ウソがクセになってしまっている。人を困らせることはしてないけれど、話していれば自然と出てしまう。だから人もそうだと思うと怖くてたまらない。思い返せば小学生くらいからで、だから記憶にある光景が本当にあったのかなかったのか分からない、どこまで本当なのかもわからない。

「ウソをつくときは、本当の中に混ぜると良い」
世界を生きやすくするための、悪い大人の知恵だった。誇張癖がついてしまったのだ。話をするとき数を使うことが多いのだが、その数を盛って話してしまうことが多い。昨日あったワンシーンを人に話す時、会話を都合よく変えてしまうことが多い。記憶がぐにゃりと歪む。正しかった記憶は、伝達の過程で私のウソに変わってしまう。

ウソをついたら覚えていなくちゃいけない。後日、前聞いた話と違うなんてことはあってはいけない。みんなにとっては私の話が真実だから。私の話を面白いと覚えていてくれる人のために、私自身のために、私はどんな小さな話でも寸分の狂いなく記憶するようにした。びっくりするくらい記憶力が良くなった。そんな話したっけ?なんて聞かれることは日常茶飯事だ。だから、君が私に言ったひどいことも全部全部覚えている。それ、ウソだったらいいな。

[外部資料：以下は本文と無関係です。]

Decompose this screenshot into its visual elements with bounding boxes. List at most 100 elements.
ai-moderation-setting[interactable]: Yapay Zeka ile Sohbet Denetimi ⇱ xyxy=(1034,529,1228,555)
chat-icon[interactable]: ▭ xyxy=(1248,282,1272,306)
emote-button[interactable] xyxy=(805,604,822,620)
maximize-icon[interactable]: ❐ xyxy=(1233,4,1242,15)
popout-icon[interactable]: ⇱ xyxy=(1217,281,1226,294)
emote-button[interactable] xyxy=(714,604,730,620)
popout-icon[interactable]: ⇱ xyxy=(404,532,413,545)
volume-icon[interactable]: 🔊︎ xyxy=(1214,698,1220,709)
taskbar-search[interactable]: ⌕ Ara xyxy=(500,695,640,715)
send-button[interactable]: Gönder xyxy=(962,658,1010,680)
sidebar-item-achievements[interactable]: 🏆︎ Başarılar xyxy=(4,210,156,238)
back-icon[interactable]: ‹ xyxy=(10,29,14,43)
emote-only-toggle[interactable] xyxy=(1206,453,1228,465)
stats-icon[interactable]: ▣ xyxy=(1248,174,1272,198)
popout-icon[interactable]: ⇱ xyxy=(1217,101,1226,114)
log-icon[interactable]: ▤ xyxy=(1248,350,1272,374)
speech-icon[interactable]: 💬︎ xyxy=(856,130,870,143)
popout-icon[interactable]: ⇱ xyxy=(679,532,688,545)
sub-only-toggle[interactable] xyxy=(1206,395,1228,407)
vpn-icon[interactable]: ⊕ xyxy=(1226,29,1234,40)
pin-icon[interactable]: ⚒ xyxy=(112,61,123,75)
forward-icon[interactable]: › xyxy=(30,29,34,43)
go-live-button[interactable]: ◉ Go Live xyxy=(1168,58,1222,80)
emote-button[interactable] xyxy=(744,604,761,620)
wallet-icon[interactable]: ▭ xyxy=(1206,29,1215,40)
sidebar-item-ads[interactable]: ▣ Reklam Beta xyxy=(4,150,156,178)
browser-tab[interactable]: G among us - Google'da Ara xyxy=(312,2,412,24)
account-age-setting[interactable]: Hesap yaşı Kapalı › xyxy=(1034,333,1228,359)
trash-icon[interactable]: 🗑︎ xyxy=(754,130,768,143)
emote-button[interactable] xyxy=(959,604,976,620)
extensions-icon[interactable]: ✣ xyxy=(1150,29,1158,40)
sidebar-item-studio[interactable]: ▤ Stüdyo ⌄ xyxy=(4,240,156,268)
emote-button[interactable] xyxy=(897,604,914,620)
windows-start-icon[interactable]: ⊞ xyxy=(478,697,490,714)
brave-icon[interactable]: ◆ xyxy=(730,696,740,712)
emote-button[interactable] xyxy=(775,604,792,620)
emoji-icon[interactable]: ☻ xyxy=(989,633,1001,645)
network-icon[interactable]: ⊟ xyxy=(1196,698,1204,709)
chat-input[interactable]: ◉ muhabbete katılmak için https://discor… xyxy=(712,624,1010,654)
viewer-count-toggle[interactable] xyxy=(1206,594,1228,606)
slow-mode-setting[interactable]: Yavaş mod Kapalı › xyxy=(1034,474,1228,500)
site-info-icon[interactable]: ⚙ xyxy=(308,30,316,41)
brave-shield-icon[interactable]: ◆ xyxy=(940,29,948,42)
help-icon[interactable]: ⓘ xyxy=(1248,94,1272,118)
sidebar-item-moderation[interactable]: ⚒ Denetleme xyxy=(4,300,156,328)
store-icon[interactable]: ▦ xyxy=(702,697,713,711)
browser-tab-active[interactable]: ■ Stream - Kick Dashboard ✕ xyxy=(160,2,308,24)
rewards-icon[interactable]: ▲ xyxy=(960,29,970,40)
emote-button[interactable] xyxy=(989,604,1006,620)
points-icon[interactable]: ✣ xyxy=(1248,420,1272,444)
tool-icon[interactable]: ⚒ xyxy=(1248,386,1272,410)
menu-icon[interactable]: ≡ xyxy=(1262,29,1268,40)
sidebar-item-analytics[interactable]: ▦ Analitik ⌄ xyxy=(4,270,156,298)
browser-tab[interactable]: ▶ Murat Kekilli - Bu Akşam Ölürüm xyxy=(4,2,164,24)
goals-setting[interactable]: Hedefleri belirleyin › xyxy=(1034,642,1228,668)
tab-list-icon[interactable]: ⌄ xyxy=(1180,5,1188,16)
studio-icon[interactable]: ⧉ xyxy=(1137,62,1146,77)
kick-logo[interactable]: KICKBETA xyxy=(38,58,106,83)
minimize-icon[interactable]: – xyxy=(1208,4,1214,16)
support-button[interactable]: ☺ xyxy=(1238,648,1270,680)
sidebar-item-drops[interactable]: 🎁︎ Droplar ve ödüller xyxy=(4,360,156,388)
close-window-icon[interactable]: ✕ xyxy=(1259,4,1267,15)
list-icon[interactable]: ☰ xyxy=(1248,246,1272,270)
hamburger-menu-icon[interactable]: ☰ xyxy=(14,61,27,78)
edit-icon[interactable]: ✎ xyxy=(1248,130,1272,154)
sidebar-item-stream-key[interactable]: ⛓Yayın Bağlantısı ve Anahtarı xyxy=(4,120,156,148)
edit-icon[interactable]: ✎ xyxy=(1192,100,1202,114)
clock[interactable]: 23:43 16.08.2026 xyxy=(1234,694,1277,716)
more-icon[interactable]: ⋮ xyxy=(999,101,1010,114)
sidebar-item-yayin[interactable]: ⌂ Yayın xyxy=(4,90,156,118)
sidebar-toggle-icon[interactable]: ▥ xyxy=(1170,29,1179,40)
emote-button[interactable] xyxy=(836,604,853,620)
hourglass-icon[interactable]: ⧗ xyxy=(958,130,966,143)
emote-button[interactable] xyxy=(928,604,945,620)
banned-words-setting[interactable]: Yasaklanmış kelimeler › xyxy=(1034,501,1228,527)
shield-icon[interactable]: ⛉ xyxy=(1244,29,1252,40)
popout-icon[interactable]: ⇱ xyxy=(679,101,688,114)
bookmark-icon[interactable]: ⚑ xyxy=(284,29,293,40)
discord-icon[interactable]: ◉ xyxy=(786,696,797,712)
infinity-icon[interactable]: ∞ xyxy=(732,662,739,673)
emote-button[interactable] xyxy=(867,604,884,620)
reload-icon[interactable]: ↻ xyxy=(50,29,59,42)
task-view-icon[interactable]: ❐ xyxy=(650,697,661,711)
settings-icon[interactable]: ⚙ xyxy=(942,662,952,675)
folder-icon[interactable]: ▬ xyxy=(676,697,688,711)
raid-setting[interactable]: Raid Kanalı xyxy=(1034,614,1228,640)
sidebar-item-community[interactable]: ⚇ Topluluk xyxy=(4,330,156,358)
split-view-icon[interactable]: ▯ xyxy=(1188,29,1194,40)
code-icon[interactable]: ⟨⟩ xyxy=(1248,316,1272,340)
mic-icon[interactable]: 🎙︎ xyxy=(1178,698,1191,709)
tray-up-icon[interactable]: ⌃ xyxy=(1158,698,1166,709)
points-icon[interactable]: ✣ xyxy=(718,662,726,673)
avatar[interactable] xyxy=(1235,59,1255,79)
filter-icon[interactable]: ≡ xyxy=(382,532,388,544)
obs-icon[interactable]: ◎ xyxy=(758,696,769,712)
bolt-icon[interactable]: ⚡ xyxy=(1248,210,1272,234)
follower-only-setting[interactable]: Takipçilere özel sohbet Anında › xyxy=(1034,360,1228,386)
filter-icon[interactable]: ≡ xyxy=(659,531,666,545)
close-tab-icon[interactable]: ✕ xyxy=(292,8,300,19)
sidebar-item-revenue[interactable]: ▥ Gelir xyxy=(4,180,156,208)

私とて話すこと全部がウソなわけではなく、何も手を加えてない話もするし、話の本質そのものを曲げるなんて無粋なことはしない。私はただ、誰かに私の感情や記憶をわかりやすく共有したいだけなのだ。小さい頃の記憶が曖昧なのは、きっとお母さんにたくさん話をしていたからで、面白い話をしようと試みていた結果なのだと思う。お母さん、家に蜂が入ってきた時退治したのは私で合ってるかな?もう覚えてないだろうけど。

よく一緒にいる友達に、誇張癖を指摘された。ウソつきだよねと言われている気がした。ウソをついているんじゃないんだ、私のことを、君にもう少しだけ理解してほしいだけ。